Honeywell offers its employees and their families a high-deductible health plan, a self-insured group plan sponsored by Honeywell. Employees who participate in the plan also have the option of participating in Honeywell’s wellness program.
As part of the wellness plan, employees agree to undergo tests relating to blood pressure, BMI, cholesterol and glucose levels. Employees who earn less than $100,000 and choose to participate in the wellness program become eligible for a health savings account to which Honeywell makes annual contributions. This is the carrot.
Employees who choose not to participate are not eligible for the health savings account and must pay a $500 surcharge that goes toward their annual health insurance contribution. Additionally, employees who refuse to undergo biometric testing are presumed to be tobacco users unless they participate in a tobacco cessation program, submit a report from their doctor that shows they don’t use tobacco, or work with a health advocate to establish they are nicotine-free. Honeywell imposes another $1,000 surcharge on nicotine users and presumed nicotine users. This is the stick.
The EEOC alleges that participation in Honeywell’s wellness program is not voluntary under the ADA or GINA because the financial incentives are so great and the surcharges so steep. Honeywell argues that the financial incentives and penalties are within the permitted limits of the ACA.

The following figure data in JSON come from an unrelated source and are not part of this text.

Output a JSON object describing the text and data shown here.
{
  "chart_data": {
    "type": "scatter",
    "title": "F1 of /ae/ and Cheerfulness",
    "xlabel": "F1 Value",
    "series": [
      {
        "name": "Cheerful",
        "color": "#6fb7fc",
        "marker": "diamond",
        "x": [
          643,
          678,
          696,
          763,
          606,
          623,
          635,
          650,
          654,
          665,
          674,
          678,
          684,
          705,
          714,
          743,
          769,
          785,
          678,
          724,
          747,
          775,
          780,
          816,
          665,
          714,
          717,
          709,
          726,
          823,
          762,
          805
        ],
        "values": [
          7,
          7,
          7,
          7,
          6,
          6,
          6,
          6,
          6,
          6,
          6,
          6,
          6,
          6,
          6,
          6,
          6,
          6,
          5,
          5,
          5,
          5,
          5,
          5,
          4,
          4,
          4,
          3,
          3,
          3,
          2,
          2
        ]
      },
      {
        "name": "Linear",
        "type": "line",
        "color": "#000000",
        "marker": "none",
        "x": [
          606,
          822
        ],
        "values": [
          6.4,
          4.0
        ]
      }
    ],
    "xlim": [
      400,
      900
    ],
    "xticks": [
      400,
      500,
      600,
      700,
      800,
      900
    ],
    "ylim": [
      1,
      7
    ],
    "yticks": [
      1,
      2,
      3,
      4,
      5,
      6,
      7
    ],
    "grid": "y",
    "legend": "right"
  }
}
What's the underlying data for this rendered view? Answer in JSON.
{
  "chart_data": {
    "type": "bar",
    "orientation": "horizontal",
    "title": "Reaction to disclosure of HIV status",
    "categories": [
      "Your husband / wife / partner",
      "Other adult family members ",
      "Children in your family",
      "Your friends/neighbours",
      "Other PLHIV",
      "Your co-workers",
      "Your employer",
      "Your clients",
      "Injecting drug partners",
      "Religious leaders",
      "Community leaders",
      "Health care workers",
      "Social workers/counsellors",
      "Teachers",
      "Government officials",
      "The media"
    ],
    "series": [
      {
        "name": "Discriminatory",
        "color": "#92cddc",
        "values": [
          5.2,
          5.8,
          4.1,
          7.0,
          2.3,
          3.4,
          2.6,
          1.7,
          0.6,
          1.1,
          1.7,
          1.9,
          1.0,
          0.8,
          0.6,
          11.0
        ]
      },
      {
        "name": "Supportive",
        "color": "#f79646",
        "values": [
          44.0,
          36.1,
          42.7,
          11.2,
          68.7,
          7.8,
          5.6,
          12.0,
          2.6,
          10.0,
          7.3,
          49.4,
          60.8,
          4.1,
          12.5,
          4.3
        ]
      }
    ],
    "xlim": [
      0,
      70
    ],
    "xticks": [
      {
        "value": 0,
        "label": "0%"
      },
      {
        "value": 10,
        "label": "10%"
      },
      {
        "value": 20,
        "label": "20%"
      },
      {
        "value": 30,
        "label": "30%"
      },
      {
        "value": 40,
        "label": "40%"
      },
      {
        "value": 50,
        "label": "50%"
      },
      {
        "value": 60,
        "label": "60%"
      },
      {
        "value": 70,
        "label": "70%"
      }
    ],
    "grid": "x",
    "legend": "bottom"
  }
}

Preserving Employee Wellness Programs Act
Enter Congress. Bills were introduced in both houses of Congress in early March in direct response to the EEOC litigation. The Preserving Employee Wellness Programs Act (will this become PEWPA?) is intended to clarify the law relating to nondiscrimination in employer wellness programs. A hearing was held on March 24 before the United States House of Representatives’ Education and the Workforce Committee.
It is in its early stages, yet, so the language may still change, but the general direction of the bill seems to be to ensure that the standards of the ACA with respect to the voluntariness of employee participation in wellness plan will be the standards applied in the interpretation of earlier law. The law would have retroactive effect back to March 23, 2010, the enactment date of the ACA.
It is worth noting though, that the very lawyerly fix of making sure that the provisions of ADA, GINA, HIPAA and the ACA are interpreted in a consistent fashion does not really address the policy concerns of opponents who are focused on the issue of cost shifting. Even if the legislation is enacted, it is not entirely clear that the problem will completely go away.
What Should Employers Do in the Meantime?
Two things jump out immediately. First of all, in building a benefit structure, employers may want to look separately at disease management programs, where the return on investment in terms of lower healthcare costs, reduced absenteeism and better health outcomes for employees seems solid. For lifestyle management initiatives, the evidence is more ambiguous and penalties may be harder to justify.
Secondly, while incentives for participation seem relatively uncontroversial, penalties are a touchier issue, especially when they get into four figures. It is tempting to speculate that Honeywell’s plan might have flown under the radar had the penalties been smaller. Even apart from the important legal issue of whether they effectively made participation involuntary, there is the risk that such a ham handed approach can endanger employee morale.
Many employers are strong proponents of wellness plans. Employees may be less wholeheartedly enthusiastic, depending on the mix of incentives and penalties. While the question remains open about whether and when these motivators may cross a legal line and make participation involuntary, employers should proceed with caution.